Depuis le 19 septembre 2002, la Côte d'Ivoire demeure divisée, coupée en deux, du fait de la rébellion basée au Nord du pays. En conséquence, cette grande région, occupée par les rebelles et dite « zone sous contrôle des forces nouvelles », est pratiquement inaccessible à des millions d'Ivoiriens, même originaires du Nord. Les populations y sont, bon gré mal gré, prises en otage. Certaines activités ne peuvent pas s'y dérouler normalement. Ceux qui y avaient des biens mobiliers et immobiliers ont tout perdu ; déplacés de guerre (DG), exilés ou étrangers dans leur propre pays, ils vivent dans les campements, villages, villes et bidonvilles de l'autre moitié du pays dite « zone gouvernementale », tant bien que mal, grâce aux aides ou assistances publiques et privées, grâce à la générosité de ceux ou celles qui ont encore leurs cœurs dans leurs poitrines. Certes, tout cela est absolument agaçant, insupportable.

Et, voulant exprimer leur ras-le bol, face à cette situation qui n'a que trop duré, des patriotes, du moins des gens prétendus tels, nous forçant à considérer la réconciliation, les libertés et les droits comme de vains mots, empêchent leurs compatriotes des autres partis politiques de se réunir et de manifester en « zone gouvernementale ». Ainsi, se trouvent consacrées l'impossible cohabitation et la partition effective de la Côte d'Ivoire comme deux camps ennemis où la sagesse commande de se regarder en chiens de faïence, du moins comme deux Etats de fait où un habitant de l'Etat Alpha n'a plus de droit (même pas de réunir, même pas d'exister) dans l'Etat Bêta, ou vice versa.
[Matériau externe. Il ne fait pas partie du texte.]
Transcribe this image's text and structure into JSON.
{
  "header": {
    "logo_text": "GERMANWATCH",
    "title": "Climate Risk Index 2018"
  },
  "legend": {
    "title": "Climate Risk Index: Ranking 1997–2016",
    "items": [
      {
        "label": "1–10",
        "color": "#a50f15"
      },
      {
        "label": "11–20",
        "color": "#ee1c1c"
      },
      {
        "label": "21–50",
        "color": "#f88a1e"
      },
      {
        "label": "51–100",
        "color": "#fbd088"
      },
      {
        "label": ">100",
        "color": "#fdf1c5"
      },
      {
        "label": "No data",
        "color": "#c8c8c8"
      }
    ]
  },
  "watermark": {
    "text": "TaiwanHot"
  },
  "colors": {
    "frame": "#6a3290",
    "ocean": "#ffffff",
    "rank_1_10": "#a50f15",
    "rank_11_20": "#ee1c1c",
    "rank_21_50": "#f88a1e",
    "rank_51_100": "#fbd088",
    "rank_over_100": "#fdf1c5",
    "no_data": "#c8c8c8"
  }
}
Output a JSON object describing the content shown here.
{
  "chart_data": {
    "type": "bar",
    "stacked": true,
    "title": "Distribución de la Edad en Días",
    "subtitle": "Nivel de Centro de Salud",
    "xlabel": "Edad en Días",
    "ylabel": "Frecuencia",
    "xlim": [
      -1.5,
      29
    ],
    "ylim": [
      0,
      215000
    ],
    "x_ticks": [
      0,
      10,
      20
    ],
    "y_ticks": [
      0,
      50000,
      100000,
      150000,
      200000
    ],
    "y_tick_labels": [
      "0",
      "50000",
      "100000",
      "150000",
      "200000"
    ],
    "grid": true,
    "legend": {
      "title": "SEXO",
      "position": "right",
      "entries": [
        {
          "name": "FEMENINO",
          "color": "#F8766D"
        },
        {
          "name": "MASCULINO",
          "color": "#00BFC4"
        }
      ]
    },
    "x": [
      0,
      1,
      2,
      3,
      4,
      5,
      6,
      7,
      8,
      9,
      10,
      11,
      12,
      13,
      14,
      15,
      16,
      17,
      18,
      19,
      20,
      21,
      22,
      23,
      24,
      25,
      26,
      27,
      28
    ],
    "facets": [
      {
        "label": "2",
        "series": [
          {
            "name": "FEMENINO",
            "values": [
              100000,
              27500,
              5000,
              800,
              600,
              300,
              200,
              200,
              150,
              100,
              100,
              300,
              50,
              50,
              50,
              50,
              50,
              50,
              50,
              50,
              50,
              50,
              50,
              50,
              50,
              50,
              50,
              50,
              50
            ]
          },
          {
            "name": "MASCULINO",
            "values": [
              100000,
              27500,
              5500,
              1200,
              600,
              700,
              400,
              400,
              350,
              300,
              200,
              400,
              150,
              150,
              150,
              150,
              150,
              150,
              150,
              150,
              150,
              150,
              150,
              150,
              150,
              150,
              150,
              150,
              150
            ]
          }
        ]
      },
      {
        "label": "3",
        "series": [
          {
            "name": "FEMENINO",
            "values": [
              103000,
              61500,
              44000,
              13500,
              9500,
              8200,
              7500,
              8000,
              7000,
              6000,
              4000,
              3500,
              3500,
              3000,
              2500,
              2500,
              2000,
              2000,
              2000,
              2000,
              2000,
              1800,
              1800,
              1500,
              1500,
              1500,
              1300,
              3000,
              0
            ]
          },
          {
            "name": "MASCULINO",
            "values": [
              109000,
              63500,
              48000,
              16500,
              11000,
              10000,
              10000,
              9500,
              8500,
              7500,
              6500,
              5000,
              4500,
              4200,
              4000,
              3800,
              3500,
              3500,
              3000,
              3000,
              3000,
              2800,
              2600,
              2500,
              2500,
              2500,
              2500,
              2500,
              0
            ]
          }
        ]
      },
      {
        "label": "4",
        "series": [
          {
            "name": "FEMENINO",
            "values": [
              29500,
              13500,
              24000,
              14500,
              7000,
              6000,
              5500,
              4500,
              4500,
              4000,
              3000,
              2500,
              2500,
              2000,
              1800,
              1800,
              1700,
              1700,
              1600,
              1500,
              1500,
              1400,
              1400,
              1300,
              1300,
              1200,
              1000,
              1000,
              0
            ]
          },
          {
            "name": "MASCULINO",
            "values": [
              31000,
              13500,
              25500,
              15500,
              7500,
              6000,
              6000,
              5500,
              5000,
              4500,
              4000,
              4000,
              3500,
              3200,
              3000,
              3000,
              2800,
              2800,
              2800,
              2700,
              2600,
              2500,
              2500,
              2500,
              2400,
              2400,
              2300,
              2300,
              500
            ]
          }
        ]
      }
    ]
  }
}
Franchement, c'est à se demander si l'on est dans un pays de droit ou de non droit.

On se dit en « république démocratique », on se dit « démocrate » et on ne concède pas aux autres leur différence, alors que, comme Martin Gray a pu écrire dans son nouveau livre, « la différence seule est source de vie », alors que les différences d'opinions ne devraient jamais susciter d'hostilité, ni d'agressivité, mais enrichir les débats et nous enrichir nous-mêmes, alors que Gandhi nous recommande d'avoir, pour ceux qui ne partagent pas nos opinions, l'affection que nous nourrissons pour les êtres qui nous sont les plus proches et les plus chers ; on ne reconnaît pas aux autres la liberté de penser ce qu'ils pensent, de dire ce qu'ils disent ; on n'accepte pas d'être critiqué, alors que la critique ne procède pas forcément, ni toujours, d'une intention malveillante, alors que les critiques et les observations sur une idée, sur une décision ne procèdent pas à tous les coups d'un esprit chagrin, mais permettent, en révélant les failles, les défauts, les faiblesses, les errements, les insuffisances d'un système, d'en améliorer les rouages, les structures et l'organisation, alors que pouvoir critiquer librement témoigne de l'existence et de la réalité des droits et libertés des citoyens dans un pays, alors que s'en prendre aux défauts d'un être humain ou d'une institution garantit son existence et témoigne de l'intérêt qu'on lui porte ; on insulte au lieu de porter la contradiction ; on use de violence pour parvenir à ses fins et dans cet esprit, on préfère le raccourci de la rébellion et des armes à la voie du dialogue et des urnes, ignorant que les succès remportés par la violence et dans le sang ont toujours été de courte durée et ont toujours engendré un redoublement de violence, car : la violence appelle la violence, la violence est suicide ; on déchire les journaux, à droite comme à gauche ; on brûle les sièges et autres locaux de presse, ainsi que les structures de distribution et de vente des journaux ; on impose ou on supprime des émissions selon les humeurs, intérêts et préoccupations du moment ; on suspend des radios, sans se soucier qu'on prive les citoyens de leur droit à l'information, sans s'inquiéter de les infantiliser, c'est-à-dire de les juger, inaptes au discernement, incapables de faire la part des choses, de voir où se trouve la vérité dans les informations diffusées; on séquestre et on torture des journalistes.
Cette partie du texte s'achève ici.